Plusieurs participants ont également brandi des pancartes accusant Fox News et quelques-unes de ses têtes d'affiche, dont Beck et Sean Hannity, d'alimenter l'extrémisme politique. «Seuls les nazis sont des nazis», proclamait une affiche dénonçant les comparaisons parfois douteuses établies par les animateurs de la chaîne d'information conservatrice.

Dérives dénoncées

À la fin du rassemblement, Stewart a lui-même déploré les dérives et outrances du débat politique américain, montrant du doigt les commentateurs des chaînes d'information câblées et les politiciens démocrates et républicains de Washington.

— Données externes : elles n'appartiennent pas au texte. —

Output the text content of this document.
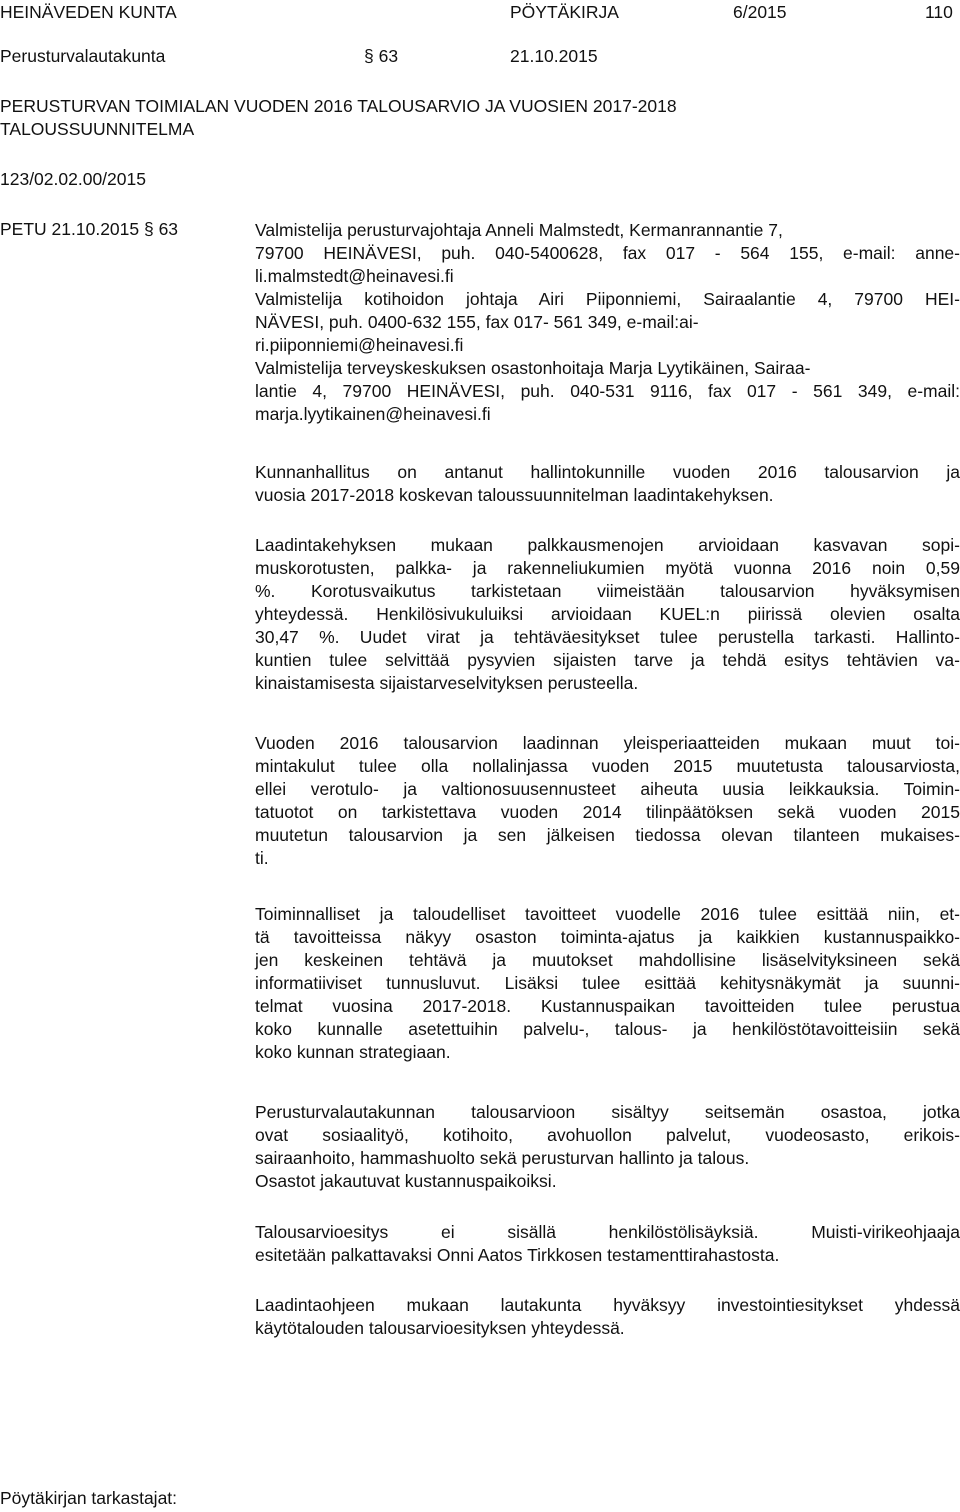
HEINÄVEDEN KUNTA	PÖYTÄKIRJA	6/2015	110
Perusturvalautakunta	§ 63	21.10.2015
PERUSTURVAN TOIMIALAN VUODEN 2016 TALOUSARVIO JA VUOSIEN 2017-2018
TALOUSSUUNNITELMA
123/02.02.00/2015
PETU 21.10.2015 § 63	Valmistelija perusturvajohtaja Anneli Malmstedt, Kermanrannantie 7,
79700 HEINÄVESI, puh. 040-5400628, fax 017 - 564 155, e-mail: anne-
li.malmstedt@heinavesi.fi
Valmistelija kotihoidon johtaja Airi Piiponniemi, Sairaalantie 4, 79700 HEI-
NÄVESI, puh. 0400-632 155, fax 017- 561 349, e-mail:ai-
ri.piiponniemi@heinavesi.fi
Valmistelija terveyskeskuksen osastonhoitaja Marja Lyytikäinen, Sairaa-
lantie 4, 79700 HEINÄVESI, puh. 040-531 9116, fax 017 - 561 349, e-mail:
marja.lyytikainen@heinavesi.fi
Kunnanhallitus on antanut hallintokunnille vuoden 2016 talousarvion ja
vuosia 2017-2018 koskevan taloussuunnitelman laadintakehyksen.
Laadintakehyksen mukaan palkkausmenojen arvioidaan kasvavan sopi-
muskorotusten, palkka- ja rakenneliukumien myötä vuonna 2016 noin 0,59
%. Korotusvaikutus tarkistetaan viimeistään talousarvion hyväksymisen
yhteydessä. Henkilösivukuluiksi arvioidaan KUEL:n piirissä olevien osalta
30,47 %. Uudet virat ja tehtäväesitykset tulee perustella tarkasti. Hallinto-
kuntien tulee selvittää pysyvien sijaisten tarve ja tehdä esitys tehtävien va-
kinaistamisesta sijaistarveselvityksen perusteella.
Vuoden 2016 talousarvion laadinnan yleisperiaatteiden mukaan muut toi-
mintakulut tulee olla nollalinjassa vuoden 2015 muutetusta talousarviosta,
ellei verotulo- ja valtionosuusennusteet aiheuta uusia leikkauksia. Toimin-
tatuotot on tarkistettava vuoden 2014 tilinpäätöksen sekä vuoden 2015
muutetun talousarvion ja sen jälkeisen tiedossa olevan tilanteen mukaises-
ti.
Toiminnalliset ja taloudelliset tavoitteet vuodelle 2016 tulee esittää niin, et-
tä tavoitteissa näkyy osaston toiminta-ajatus ja kaikkien kustannuspaikko-
jen keskeinen tehtävä ja muutokset mahdollisine lisäselvityksineen sekä
informatiiviset tunnusluvut. Lisäksi tulee esittää kehitysnäkymät ja suunni-
telmat vuosina 2017-2018. Kustannuspaikan tavoitteiden tulee perustua
koko kunnalle asetettuihin palvelu-, talous- ja henkilöstötavoitteisiin sekä
koko kunnan strategiaan.
Perusturvalautakunnan talousarvioon sisältyy seitsemän osastoa, jotka
ovat sosiaalityö, kotihoito, avohuollon palvelut, vuodeosasto, erikois-
sairaanhoito, hammashuolto sekä perusturvan hallinto ja talous.
Osastot jakautuvat kustannuspaikoiksi.
Talousarvioesitys ei sisällä henkilöstölisäyksiä. Muisti-virikeohjaaja
esitetään palkattavaksi Onni Aatos Tirkkosen testamenttirahastosta.
Laadintaohjeen mukaan lautakunta hyväksyy investointiesitykset yhdessä
käytötalouden talousarvioesityksen yhteydessä.
Pöytäkirjan tarkastajat:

Contrairement aux autres Américains, ceux-ci ne semblent connaître qu'un mode de communication, celui de l'affrontement, a-t-il déploré.

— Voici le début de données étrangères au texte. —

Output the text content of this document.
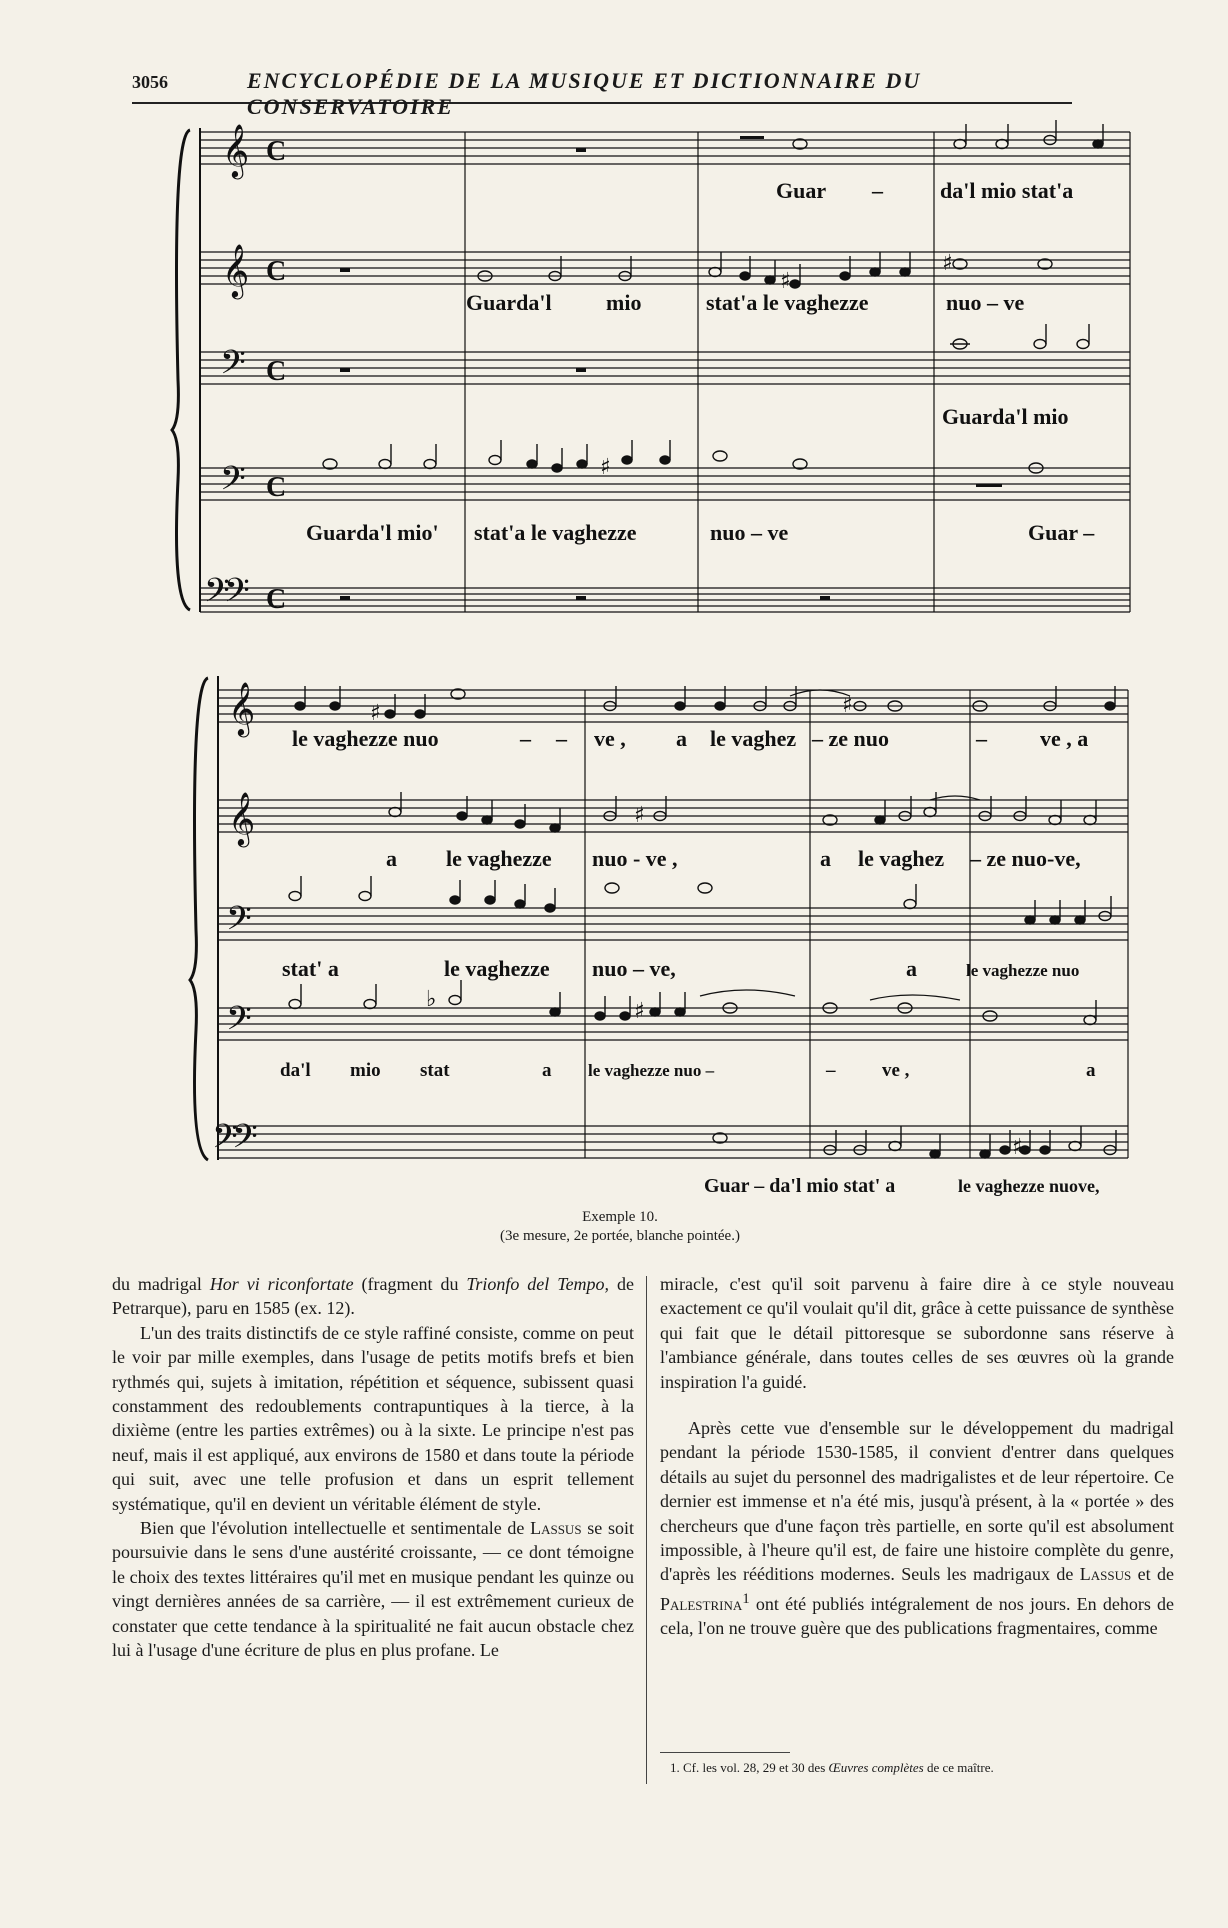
3056	ENCYCLOPÉDIE DE LA MUSIQUE ET DICTIONNAIRE DU CONSERVATOIRE
𝄞 C
𝄞 C
𝄢 C
𝄢 C
𝄢
𝄢 C
𝄞
𝄞
𝄢
𝄢
𝄢
𝄢
♯
♯
♯
♯
♯
♯
♭	♯
♯
Guar –	da'l mio stat'a
Guarda'l mio	stat'a le vaghezze	nuo – ve
Guarda'l mio
Guarda'l mio' stat'a le vaghezze	nuo – ve	Guar –
le vaghezze nuo	– – ve , a le vaghez – ze nuo	– ve , a
a le vaghezze nuo - ve ,	a le vaghez – ze nuo-ve,
stat' a	le vaghezze nuo – ve,	a	le vaghezze nuo
da'l mio stat	a le vaghezze nuo –	– ve ,	a
Guar – da'l mio stat' a	le vaghezze nuove,
Exemple 10.
(3e mesure, 2e portée, blanche pointée.)

du madrigal Hor vi riconfortate (fragment du Trionfo del Tempo, de Petrarque), paru en 1585 (ex. 12).

L'un des traits distinctifs de ce style raffiné consiste, comme on peut le voir par mille exemples, dans l'usage de petits motifs brefs et bien rythmés qui, sujets à imitation, répétition et séquence, subissent quasi constamment des redoublements contrapuntiques à la tierce, à la dixième (entre les parties extrêmes) ou à la sixte. Le principe n'est pas neuf, mais il est appliqué, aux environs de 1580 et dans toute la période qui suit, avec une telle profusion et dans un esprit tellement systématique, qu'il en devient un véritable élément de style.

Bien que l'évolution intellectuelle et sentimentale de Lassus se soit poursuivie dans le sens d'une austérité croissante, — ce dont témoigne le choix des textes littéraires qu'il met en musique pendant les quinze ou vingt dernières années de sa carrière, — il est extrêmement curieux de constater que cette tendance à la spiritualité ne fait aucun obstacle chez lui à l'usage d'une écriture de plus en plus profane. Le

miracle, c'est qu'il soit parvenu à faire dire à ce style nouveau exactement ce qu'il voulait qu'il dit, grâce à cette puissance de synthèse qui fait que le détail pittoresque se subordonne sans réserve à l'ambiance générale, dans toutes celles de ses œuvres où la grande inspiration l'a guidé.

Après cette vue d'ensemble sur le développement du madrigal pendant la période 1530-1585, il convient d'entrer dans quelques détails au sujet du personnel des madrigalistes et de leur répertoire. Ce dernier est immense et n'a été mis, jusqu'à présent, à la « portée » des chercheurs que d'une façon très partielle, en sorte qu'il est absolument impossible, à l'heure qu'il est, de faire une histoire complète du genre, d'après les rééditions modernes. Seuls les madrigaux de Lassus et de Palestrina$^1$ ont été publiés intégralement de nos jours. En dehors de cela, l'on ne trouve guère que des publications fragmentaires, comme

1. Cf. les vol. 28, 29 et 30 des Œuvres complètes de ce maître.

«Les seuls endroits où les Américains ne travaillent pas ensemble, c'est ici et sur les chaînes d'information câblées, a-t-il dit. Si nous amplifions tout, nous n'entendons rien.»

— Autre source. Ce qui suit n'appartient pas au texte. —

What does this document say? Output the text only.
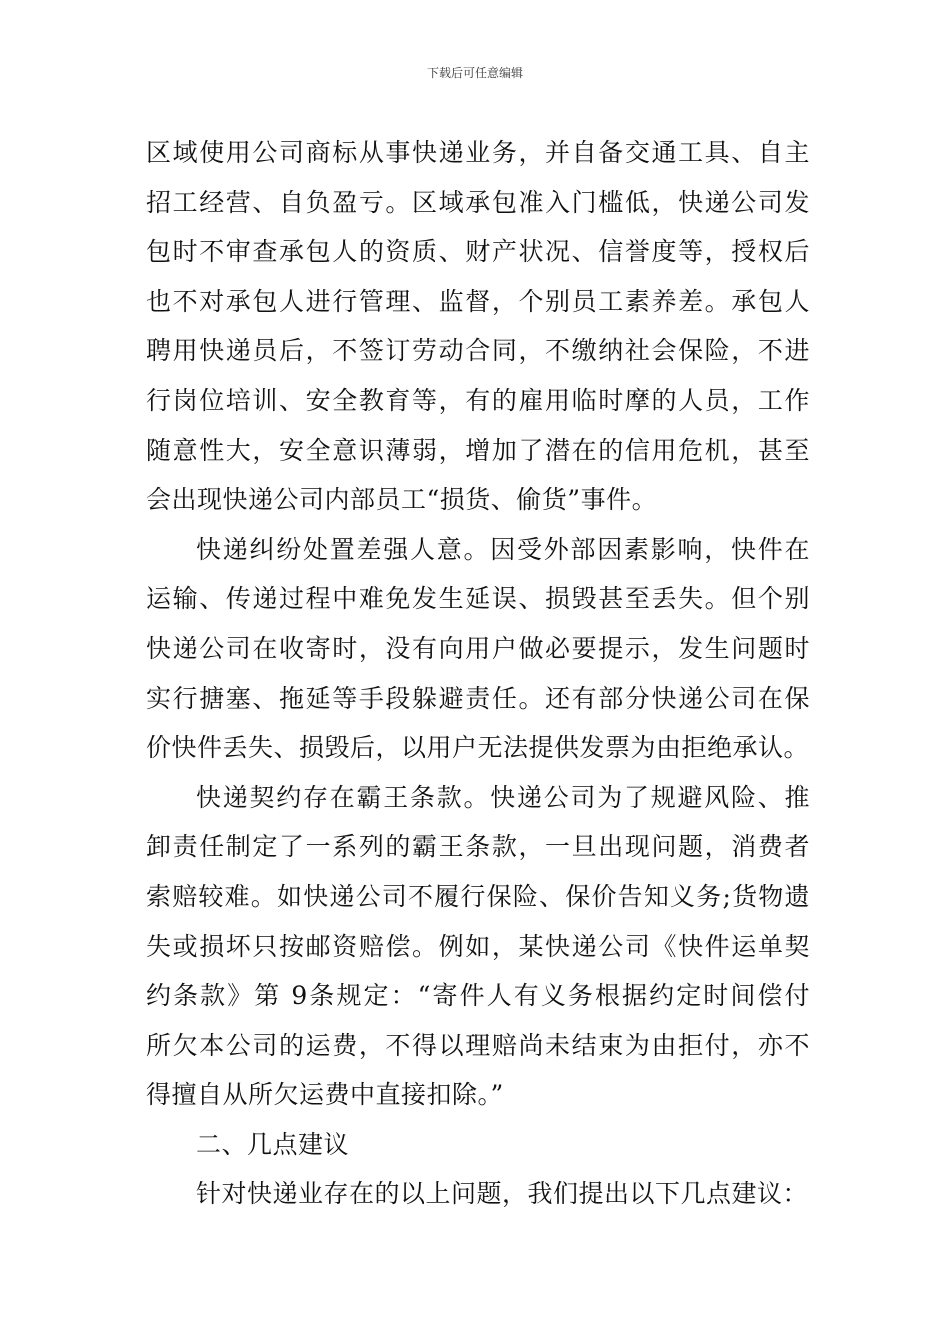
下载后可任意编辑
区域使用公司商标从事快递业务，并自备交通工具、自主
招工经营、自负盈亏。区域承包准入门槛低，快递公司发
包时不审查承包人的资质、财产状况、信誉度等，授权后
也不对承包人进行管理、监督，个别员工素养差。承包人
聘用快递员后，不签订劳动合同，不缴纳社会保险，不进
行岗位培训、安全教育等，有的雇用临时摩的人员，工作
随意性大，安全意识薄弱，增加了潜在的信用危机，甚至
会出现快递公司内部员工“损货、偷货”事件。
快递纠纷处置差强人意。因受外部因素影响，快件在
运输、传递过程中难免发生延误、损毁甚至丢失。但个别
快递公司在收寄时，没有向用户做必要提示，发生问题时
实行搪塞、拖延等手段躲避责任。还有部分快递公司在保
价快件丢失、损毁后，以用户无法提供发票为由拒绝承认。
快递契约存在霸王条款。快递公司为了规避风险、推
卸责任制定了一系列的霸王条款，一旦出现问题，消费者
索赔较难。如快递公司不履行保险、保价告知义务;货物遗
失或损坏只按邮资赔偿。例如，某快递公司《快件运单契
约条款》第 9条规定：“寄件人有义务根据约定时间偿付
所欠本公司的运费，不得以理赔尚未结束为由拒付，亦不
得擅自从所欠运费中直接扣除。”
二、几点建议
针对快递业存在的以上问题，我们提出以下几点建议：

Avant de conclure le rassemblement sur cette note sérieuse, Stewart et Colbert avaient échangé des gags entrecoupés de numéros musicaux mettant notamment en vedette Kid Rock, Sheryl Crow, Jeff Tweedy, Mavis Staples, Yusuf Islam, alias Cat Stevens, et Ozzy Osbourne.

Plusieurs participants avaient parcouru de grandes distances pour répondre à l'appel de Stewart et Colbert. Ils avaient tous un message politique à passer.

«Nous devons défendre nos droits et tenir tête au Parti républicain», a dit Laura Herrera, native de Phoenix, qui tenait une pancarte disant «Je viens d'Arizona, je m'excuse», allusion à la loi controversée de cet État du Sud-Ouest pour combattre l'immigration illégale.

«Je voulais que les médias voient l'autre côté de la médaille», a pour sa part déclaré Gene Tackett, qui avait quitté la veille Bakersfield, en Californie, pour participer au rassemblement du duo Stewart-Colbert. «J'ai l'impression que les médias attachent beaucoup trop d'attention à ce que la droite fait, dit ou pense.»

Jim Tarrent n'a pas eu à voyager très loin pour se rendre au Mall, lui qui vit avec sa famille à Silver Spring, ville du Maryland située en banlieue de Washington. Mais il semblait aussi ravi que les autres de se retrouver parmi la foule, dont l'importance lui a semblé être de bon augure à la veille des élections de mi-mandat.

«C'est très encourageant, cela me rend optimiste», a-t-il dit.

Le «rassemblement pour rétablir la santé mentale et/où la peur» se voulait une réplique à celui de Glenn Beck. En annonçant l'événement, Jon Stewart avait évoqué son intention de donner la parole «aux 80-85% des Américains qui ne sont pas des extrémistes».

Quant à Colbert, qui ne se départit jamais de son personnage d'animateur conservateur, il avait invité ses fans à dénoncer «tous ceux qui cherchent à remplacer la peur par la raison».

Stephen Harper

Matthew Millward, Torontois de 43 ans, a répondu à l'appel de Colbert. Déguisé en Stephen Harper, il brandissait une grande affiche sur laquelle étaient énumérées les choses dont les «Canadiens devraient avoir peur». On trouvait parmi sa liste: les professeurs de Harvard, les registres d'armes à feu, les médias, Omar Khadr et les recensements longs.

«Les Américains n'ont pas le monopole de la peur», a déclaré Millward en imitant la voix du premier ministre Harper. «Je vais faire la même chose que Bush a faite pour se maintenir au pouvoir. Je vais faire peur au monde.»